If you’ve been waiting anxiously for the next episode of “Karen Kingsbury's A Thousand Tomorrows” to drop, know you’re not the only one. We’ve been thoroughly enjoying every single episode and following along with Cody and Ali as they navigate their own relationship as well as their rodeo careers and everything else life is throwing at them.
We recently sat down with the creator, and author of the book that sparked the idea for the series, Karen Kingsbury and her son Tyler Russell, who is also an executive producer and screenwriter of the show to get the Insider details behind the inspiration behind and importance of this story.
“It's such a cinematic story with the bull riding and like being outside and just the scope of it. So immediately I just thought it was a perfect story to bring to life. And Pure Flix was the perfect place to show it,” Tyler said, talking about bringing this project to life.
Kingsbury sat down with Sony AFFIRM to discuss the opportunity of bringing her novel “A Thousand Tomorrows” to the screen, giving those who aren’t such avid readers a chance to experience Cody and Ali’s story of transformation and of love.
“[We were] so excited because God has such a plan not only for ‘A Thousand Tomorrows,’ but for Pure Flix, too,” Kingsbury said.
Kingsbury and Russell feel close to the story of “A Thousand Tomorrows” because they both can find different elements of the story that they relate to. Kingsbury enjoys the love story between Cody and Ali, because that’s how she believes true love should be shown.

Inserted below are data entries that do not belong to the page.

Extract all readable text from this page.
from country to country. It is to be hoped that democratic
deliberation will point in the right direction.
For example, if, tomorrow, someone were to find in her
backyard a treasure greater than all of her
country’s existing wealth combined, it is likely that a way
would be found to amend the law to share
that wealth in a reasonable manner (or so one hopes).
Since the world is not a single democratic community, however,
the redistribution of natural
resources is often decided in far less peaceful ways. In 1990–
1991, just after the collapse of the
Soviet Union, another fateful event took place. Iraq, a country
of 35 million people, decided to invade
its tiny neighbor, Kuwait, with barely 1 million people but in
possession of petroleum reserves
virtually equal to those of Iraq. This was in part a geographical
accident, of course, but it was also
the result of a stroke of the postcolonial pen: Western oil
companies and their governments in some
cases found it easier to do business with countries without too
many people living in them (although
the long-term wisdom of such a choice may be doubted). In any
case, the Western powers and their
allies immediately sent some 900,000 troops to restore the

“Love should look that it goes deep and that it's beautiful and sacrificial. And the kind of love story they have is like my favorite kind of love story,” Kingsbury described.

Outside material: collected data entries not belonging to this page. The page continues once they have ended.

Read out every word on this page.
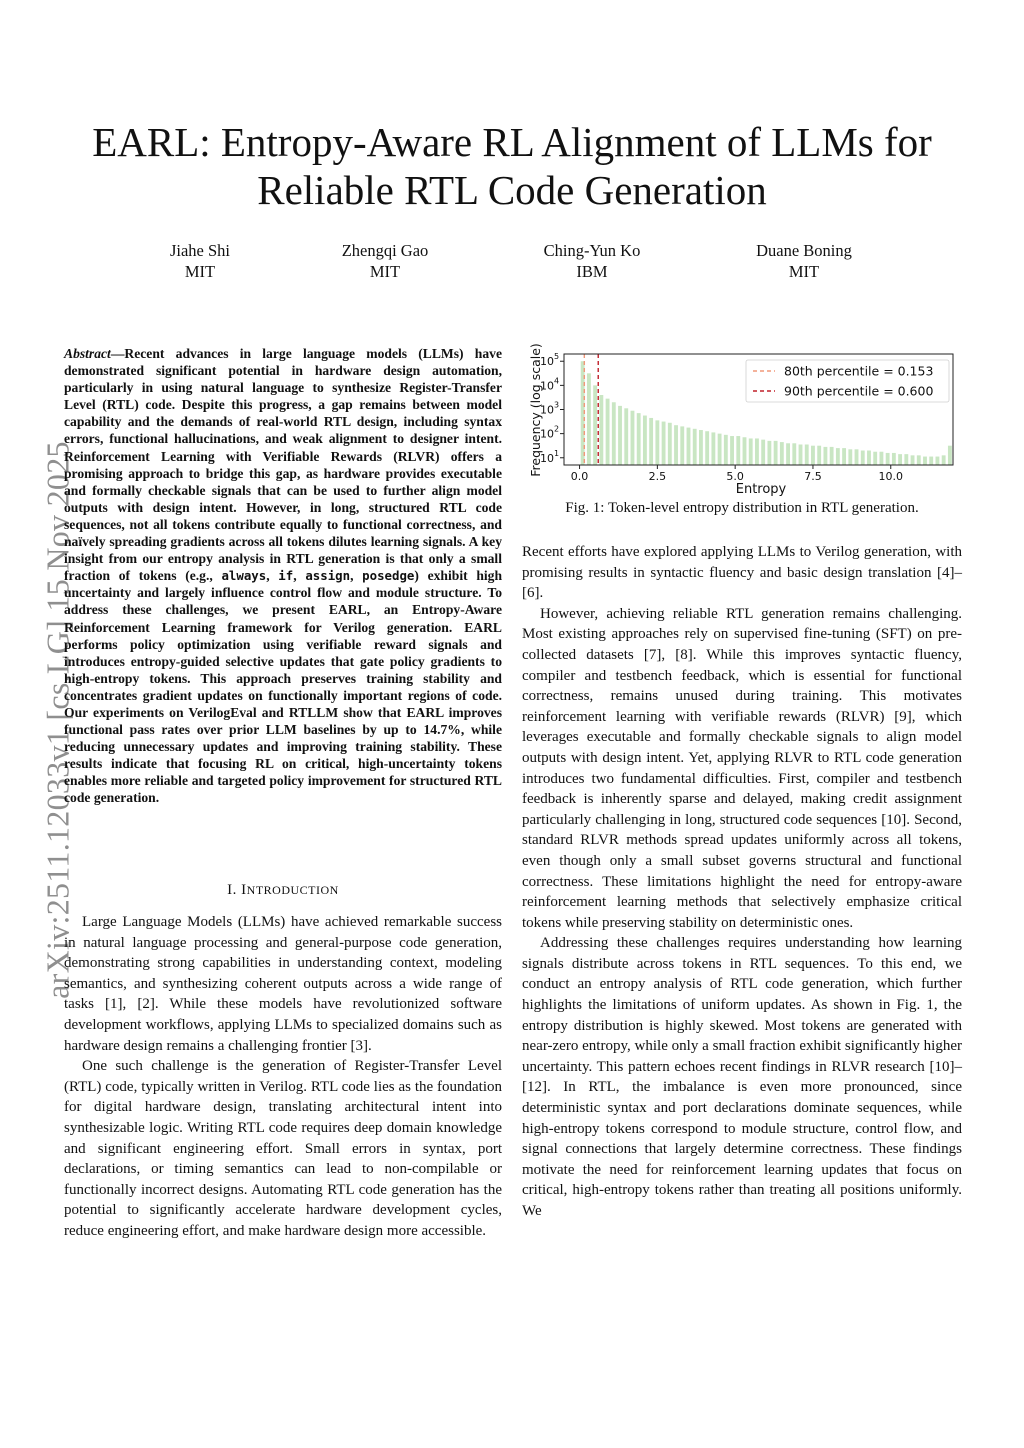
EARL: Entropy-Aware RL Alignment of LLMs for Reliable RTL Code Generation
Jiahe Shi
MIT
Zhengqi Gao
MIT
Ching-Yun Ko
IBM
Duane Boning
MIT
arXiv:2511.12033v1 [cs.LG] 15 Nov 2025
Abstract—Recent advances in large language models (LLMs) have demonstrated significant potential in hardware design automation, particularly in using natural language to synthesize Register-Transfer Level (RTL) code. Despite this progress, a gap remains between model capability and the demands of real-world RTL design, including syntax errors, functional hallucinations, and weak alignment to designer intent. Reinforcement Learning with Verifiable Rewards (RLVR) offers a promising approach to bridge this gap, as hardware provides executable and formally checkable signals that can be used to further align model outputs with design intent. However, in long, structured RTL code sequences, not all tokens contribute equally to functional correctness, and naïvely spreading gradients across all tokens dilutes learning signals. A key insight from our entropy analysis in RTL generation is that only a small fraction of tokens (e.g., always, if, assign, posedge) exhibit high uncertainty and largely influence control flow and module structure. To address these challenges, we present EARL, an Entropy-Aware Reinforcement Learning framework for Verilog generation. EARL performs policy optimization using verifiable reward signals and introduces entropy-guided selective updates that gate policy gradients to high-entropy tokens. This approach preserves training stability and concentrates gradient updates on functionally important regions of code. Our experiments on VerilogEval and RTLLM show that EARL improves functional pass rates over prior LLM baselines by up to 14.7%, while reducing unnecessary updates and improving training stability. These results indicate that focusing RL on critical, high-uncertainty tokens enables more reliable and targeted policy improvement for structured RTL code generation.
I. INTRODUCTION

Large Language Models (LLMs) have achieved remarkable success in natural language processing and general-purpose code generation, demonstrating strong capabilities in understanding context, modeling semantics, and synthesizing coherent outputs across a wide range of tasks [1], [2]. While these models have revolutionized software development workflows, applying LLMs to specialized domains such as hardware design remains a challenging frontier [3].

One such challenge is the generation of Register-Transfer Level (RTL) code, typically written in Verilog. RTL code lies as the foundation for digital hardware design, translating architectural intent into synthesizable logic. Writing RTL code requires deep domain knowledge and significant engineering effort. Small errors in syntax, port declarations, or timing semantics can lead to non-compilable or functionally incorrect designs. Automating RTL code generation has the potential to significantly accelerate hardware development cycles, reduce engineering effort, and make hardware design more accessible.

10 1
10 2
10 3
10 4
10 5
0.0	2.5	5.0	7.5	10.0
Frequency (log scale)
Entropy
80th percentile = 0.153
90th percentile = 0.600
Fig. 1: Token-level entropy distribution in RTL generation.

Recent efforts have explored applying LLMs to Verilog generation, with promising results in syntactic fluency and basic design translation [4]–[6].

However, achieving reliable RTL generation remains challenging. Most existing approaches rely on supervised fine-tuning (SFT) on pre-collected datasets [7], [8]. While this improves syntactic fluency, compiler and testbench feedback, which is essential for functional correctness, remains unused during training. This motivates reinforcement learning with verifiable rewards (RLVR) [9], which leverages executable and formally checkable signals to align model outputs with design intent. Yet, applying RLVR to RTL code generation introduces two fundamental difficulties. First, compiler and testbench feedback is inherently sparse and delayed, making credit assignment particularly challenging in long, structured code sequences [10]. Second, standard RLVR methods spread updates uniformly across all tokens, even though only a small subset governs structural and functional correctness. These limitations highlight the need for entropy-aware reinforcement learning methods that selectively emphasize critical tokens while preserving stability on deterministic ones.

Addressing these challenges requires understanding how learning signals distribute across tokens in RTL sequences. To this end, we conduct an entropy analysis of RTL code generation, which further highlights the limitations of uniform updates. As shown in Fig. 1, the entropy distribution is highly skewed. Most tokens are generated with near-zero entropy, while only a small fraction exhibit significantly higher uncertainty. This pattern echoes recent findings in RLVR research [10]–[12]. In RTL, the imbalance is even more pronounced, since deterministic syntax and port declarations dominate sequences, while high-entropy tokens correspond to module structure, control flow, and signal connections that largely determine correctness. These findings motivate the need for reinforcement learning updates that focus on critical, high-entropy tokens rather than treating all positions uniformly. We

Russell sees himself in different elements of both Cody and Ali, taking a piece of both of them into his day-to-day.
“A lot of the traits of the characters are things that I try to be, you know, like Ali's way that she seizes the day and that she makes the most out of every day. Cody's selflessness and his courage and strength,” Russell continues. “I think that those are things that I'd like to think that I am and if, on days that I'm not. I know that I can be inspired by these characters to step up in those ways. And I hope that I feel that way, too.”
Another personal piece of the story for Kingsbury was the subplots surrounding the topics of Down’s Syndrome and Cystic Fibrosis. Kingsbury explained these two diagnoses were popping up again and again in her personal life, so she felt called to shed some light and add them to her stories.

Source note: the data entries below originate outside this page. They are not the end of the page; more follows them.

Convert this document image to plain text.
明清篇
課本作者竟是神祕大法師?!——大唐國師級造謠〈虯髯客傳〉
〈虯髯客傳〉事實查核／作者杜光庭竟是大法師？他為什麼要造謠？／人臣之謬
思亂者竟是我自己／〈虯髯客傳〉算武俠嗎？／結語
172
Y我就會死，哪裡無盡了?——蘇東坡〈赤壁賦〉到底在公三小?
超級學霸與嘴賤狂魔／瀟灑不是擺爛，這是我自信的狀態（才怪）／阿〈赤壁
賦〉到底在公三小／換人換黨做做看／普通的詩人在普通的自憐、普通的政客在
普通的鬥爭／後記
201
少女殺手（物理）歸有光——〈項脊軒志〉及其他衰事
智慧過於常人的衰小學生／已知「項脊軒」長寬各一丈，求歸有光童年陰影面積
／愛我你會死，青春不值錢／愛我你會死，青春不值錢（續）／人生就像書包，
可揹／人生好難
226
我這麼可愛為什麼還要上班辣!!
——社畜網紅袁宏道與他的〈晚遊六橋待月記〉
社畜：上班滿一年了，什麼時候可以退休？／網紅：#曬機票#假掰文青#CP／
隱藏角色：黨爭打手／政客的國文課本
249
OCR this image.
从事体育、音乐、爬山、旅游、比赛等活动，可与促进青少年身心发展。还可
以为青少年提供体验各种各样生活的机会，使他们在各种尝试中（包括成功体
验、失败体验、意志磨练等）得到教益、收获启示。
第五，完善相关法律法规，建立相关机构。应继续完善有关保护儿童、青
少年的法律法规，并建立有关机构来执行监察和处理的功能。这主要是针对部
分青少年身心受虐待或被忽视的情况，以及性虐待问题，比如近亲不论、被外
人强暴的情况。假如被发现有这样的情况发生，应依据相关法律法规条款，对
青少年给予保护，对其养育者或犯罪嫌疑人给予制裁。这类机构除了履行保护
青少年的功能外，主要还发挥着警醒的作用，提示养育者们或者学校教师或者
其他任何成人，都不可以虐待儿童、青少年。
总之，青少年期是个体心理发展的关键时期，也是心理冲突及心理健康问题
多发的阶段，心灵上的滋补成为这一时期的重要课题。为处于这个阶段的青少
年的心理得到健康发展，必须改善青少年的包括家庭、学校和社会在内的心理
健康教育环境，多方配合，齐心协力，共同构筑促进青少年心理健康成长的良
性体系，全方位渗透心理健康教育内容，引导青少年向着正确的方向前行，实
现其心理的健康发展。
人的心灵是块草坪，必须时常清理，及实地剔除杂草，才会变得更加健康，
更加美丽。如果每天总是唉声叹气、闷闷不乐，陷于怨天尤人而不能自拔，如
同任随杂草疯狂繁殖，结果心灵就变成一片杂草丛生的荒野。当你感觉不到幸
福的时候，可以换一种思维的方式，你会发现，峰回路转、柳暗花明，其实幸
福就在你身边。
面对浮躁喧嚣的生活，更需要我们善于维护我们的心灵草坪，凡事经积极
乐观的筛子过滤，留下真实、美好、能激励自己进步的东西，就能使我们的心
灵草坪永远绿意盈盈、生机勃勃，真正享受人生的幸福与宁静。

“When you hold [your child] in your arms and you realize that he has Down syndrome and when you're given that diagnosis, your heart breaks for them. But very quickly, you rebound to saying, ‘I get the delight of having a child for the rest of my life,’" Kingsbury explains.
Russell adds, “I think with Down's syndrome and CF, they're not often represented in media too, you know … there are people all over the world that have those stories that are connected to CF or Down's syndrome. And so to bring just a sliver of awareness and life to those things, I think is really important.”
Adding in these diagnoses elevates the message and provides deeper faith elements that we can take away from the first season of “A Thousand Tomorrows.” Kingsbury and Russell hope the audience learns more about hope, God’s mercy and forgiveness and holding your loved ones close through this series.
“Whether it's being free from fear, being free from anger or pain … there's a big lesson to be found in giving it to God and moving forward in freedom with whatever it is that you're working through or wrestling with,” Kingsbury describes.